Your dependencies are probably not right, and the necessary files aren't getting rebuilt. Try a "clean" rebuild.
As a note to style, use initializer lists.
QUERYMANAGER::QUERYMANAGER(char *indexfname, char *btfname, char *urltablefname,
char *snippetfname, char *snippetbtfname) :
cache(new INDEXCACHE(indexfname, btfname)),
table(new URLTABLE(urltablefname)),
snip(new SNIPPET(snippetfname, snippetbtfname)),
qsize(0)
{
}
and you may not need to make those items pointers:
class QUERYMANAGER {
INDEXCACHE cache;
URLTABLE table;
SNIPPET snip;
...
QUERYMANAGER::QUERYMANAGER(char *indexfname, char *btfname, char *urltablefname,
char *snippetfname, char *snippetbtfname) :
cache(indexfname, btfname),
table(urltablefname),
snip(snippetfname, snippetbtfname),
qsize(0)
{
}
Have you built clean? Since accessing the last member variable blows up, but assigning to earlier ones works OK, either you're not constructing/allocating the instance right when you do use it, or you have object files that refer to older versions of the header that didn't have qsize
in the object yet, and thus aren't allocating enough space. Or something along those lines.

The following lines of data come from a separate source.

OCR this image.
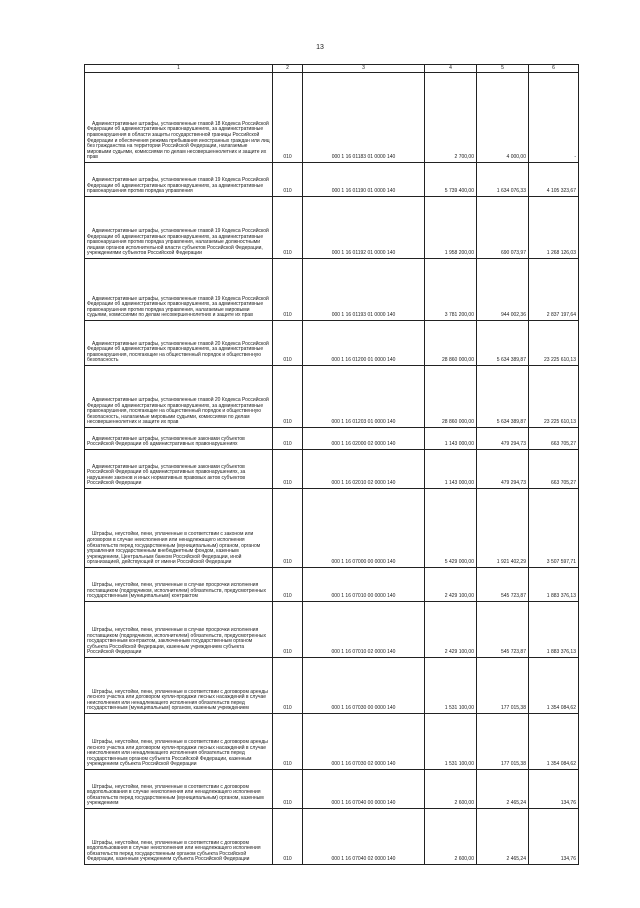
13
1	2	3	4	5	6
Административные штрафы, установленные главой 18 Кодекса Российской Федерации об административных правонарушениях, за административные правонарушения в области защиты государственной границы Российской Федерации и обеспечения режима пребывания иностранных граждан или лиц без гражданства на территории Российской Федерации, налагаемые мировыми судьями, комиссиями по делам несовершеннолетних и защите их прав	010	000 1 16 01183 01 0000 140	2 700,00	4 000,00	-
Административные штрафы, установленные главой 19 Кодекса Российской Федерации об административных правонарушениях, за административные правонарушения против порядка управления	010	000 1 16 01190 01 0000 140	5 739 400,00	1 634 076,33	4 105 323,67
Административные штрафы, установленные главой 19 Кодекса Российской Федерации об административных правонарушениях, за административные правонарушения против порядка управления, налагаемые должностными лицами органов исполнительной власти субъектов Российской Федерации, учреждениями субъектов Российской Федерации	010	000 1 16 01192 01 0000 140	1 958 200,00	690 073,97	1 268 126,03
Административные штрафы, установленные главой 19 Кодекса Российской Федерации об административных правонарушениях, за административные правонарушения против порядка управления, налагаемые мировыми судьями, комиссиями по делам несовершеннолетних и защите их прав	010	000 1 16 01193 01 0000 140	3 781 200,00	944 002,36	2 837 197,64
Административные штрафы, установленные главой 20 Кодекса Российской Федерации об административных правонарушениях, за административные правонарушения, посягающие на общественный порядок и общественную безопасность	010	000 1 16 01200 01 0000 140	28 860 000,00	5 634 389,87	23 225 610,13
Административные штрафы, установленные главой 20 Кодекса Российской Федерации об административных правонарушениях, за административные правонарушения, посягающие на общественный порядок и общественную безопасность, налагаемые мировыми судьями, комиссиями по делам несовершеннолетних и защите их прав	010	000 1 16 01203 01 0000 140	28 860 000,00	5 634 389,87	23 225 610,13
Административные штрафы, установленные законами субъектов Российской Федерации об административных правонарушениях	010	000 1 16 02000 02 0000 140	1 143 000,00	479 294,73	663 705,27
Административные штрафы, установленные законами субъектов Российской Федерации об административных правонарушениях, за нарушение законов и иных нормативных правовых актов субъектов Российской Федерации	010	000 1 16 02010 02 0000 140	1 143 000,00	479 294,73	663 705,27
Штрафы, неустойки, пени, уплаченные в соответствии с законом или договором в случае неисполнения или ненадлежащего исполнения обязательств перед государственным (муниципальным) органом, органом управления государственным внебюджетным фондом, казенным учреждением, Центральным банком Российской Федерации, иной организацией, действующей от имени Российской Федерации	010	000 1 16 07000 00 0000 140	5 429 000,00	1 921 402,29	3 507 597,71
Штрафы, неустойки, пени, уплаченные в случае просрочки исполнения поставщиком (подрядчиком, исполнителем) обязательств, предусмотренных государственным (муниципальным) контрактом	010	000 1 16 07010 00 0000 140	2 429 100,00	545 723,87	1 883 376,13
Штрафы, неустойки, пени, уплаченные в случае просрочки исполнения поставщиком (подрядчиком, исполнителем) обязательств, предусмотренных государственным контрактом, заключенным государственным органом субъекта Российской Федерации, казенным учреждением субъекта Российской Федерации	010	000 1 16 07010 02 0000 140	2 429 100,00	545 723,87	1 883 376,13
Штрафы, неустойки, пени, уплаченные в соответствии с договором аренды лесного участка или договором купли-продажи лесных насаждений в случае неисполнения или ненадлежащего исполнения обязательств перед государственным (муниципальным) органом, казенным учреждением	010	000 1 16 07030 00 0000 140	1 531 100,00	177 015,38	1 354 084,62
Штрафы, неустойки, пени, уплаченные в соответствии с договором аренды лесного участка или договором купли-продажи лесных насаждений в случае неисполнения или ненадлежащего исполнения обязательств перед государственным органом субъекта Российской Федерации, казенным учреждением субъекта Российской Федерации	010	000 1 16 07030 02 0000 140	1 531 100,00	177 015,38	1 354 084,62
Штрафы, неустойки, пени, уплаченные в соответствии с договором водопользования в случае неисполнения или ненадлежащего исполнения обязательств перед государственным (муниципальным) органом, казенным учреждением	010	000 1 16 07040 00 0000 140	2 600,00	2 465,24	134,76
Штрафы, неустойки, пени, уплаченные в соответствии с договором водопользования в случае неисполнения или ненадлежащего исполнения обязательств перед государственным органом субъекта Российской Федерации, казенным учреждением субъекта Российской Федерации	010	000 1 16 07040 02 0000 140	2 600,00	2 465,24	134,76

As expected, this runs just fine on my machine:
#include <cstdlib>
struct INDEXCACHE {};
struct URLTABLE {};
struct SNIPPET {};
const std::size_t MAX_QUERY_LENGTH = 256;
class QUERYMANAGER {
INDEXCACHE *cache;
URLTABLE *table;
SNIPPET *snip;
int* iquery[MAX_QUERY_LENGTH];
int* metapointers[MAX_QUERY_LENGTH];
int blockpointers[MAX_QUERY_LENGTH];
int docpositions[MAX_QUERY_LENGTH];
int numberdocs[MAX_QUERY_LENGTH];
int frequencies[MAX_QUERY_LENGTH];
int docarrays[MAX_QUERY_LENGTH][256];
int qsize;
public:
QUERYMANAGER(char *indexfname, char *btfname, char *urltablefname, char *snippetfname, char *snippetbtfname);
};
QUERYMANAGER::QUERYMANAGER(char *indexfname, char *btfname, char *urltablefname, char *snippetfname, char *snippetbtfname)
: cache(new INDEXCACHE(/*indexfname, btfname*/))
, table(new URLTABLE(/*urltablefname*/))
, snip(new SNIPPET(/*snippetfname, snippetbtfname*/))
, qsize(0)
{
}
int main()
{
QUERYMANAGER foo("blargl", "frxnl", "wrgxl", "brlgl", "srgl");
return 0;
}
So the error must be in the code you're not showing.
BTW, all upper-case names are boo except for macros. They're making your code harder to read and confuse everyone used to a more common coding style.